Burning zeigt eine Welt, in der es bereits zu spät ist: Es gibt kein Wasser mehr. Die Serie changiert zwischen Wirklichem und Imaginärem und führt den Betrachter auf eine Reise durch die Überreste einer Welt, die vor Hitze flirrt und in der sich der Mensch mit seinem eigenen Verschwinden konfrontiert sieht.

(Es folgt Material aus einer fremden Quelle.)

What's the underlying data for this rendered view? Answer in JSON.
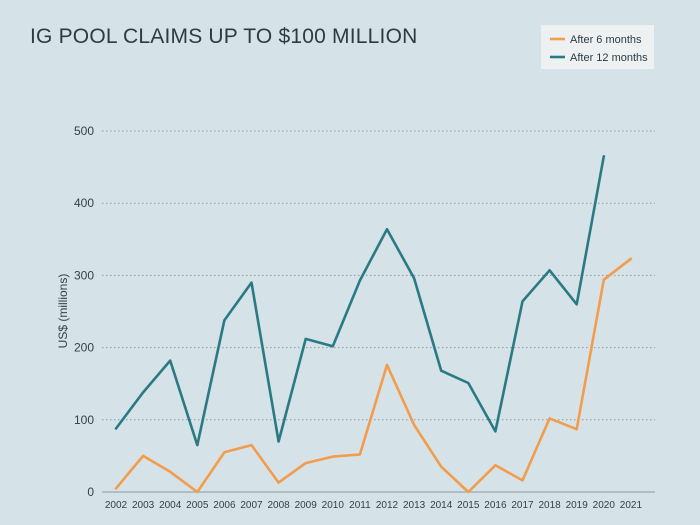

In diesem dystopischen Entwurf formieren sich Fragmente, Spuren und Erinnerungen zu einer intimen Erzählung, die hinterfragt, wie wir zu unserem Planeten stehen, auf dem noch alles möglich ist.“ Die Idee zu der Serie kam Marine Lécuyer während einer Reise durch Kalifornien. In den trockenen Landschaften des amerikanischen Westens haben nicht alle Bewohner Zugang zu Wasser. Daher lautet auch der wichtigste Ratschlag für eine Reise durch diese Region, ausreichend Benzin und Wasser mitzunehmen. In Burning entwirft Marine eine Welt, aus der das Wasser verschwunden ist. Dadurch konfrontiert sie den Betrachter mit seinen eigenen Entscheidungen hinsichtlich der Zukunft und demonstriert, wie die zeitgenössische Fotografie durch fiktionales Arbeiten ihre Möglichkeiten erweitern kann, um am Diskurs über den Erhalt der Umwelt mitzuwirken.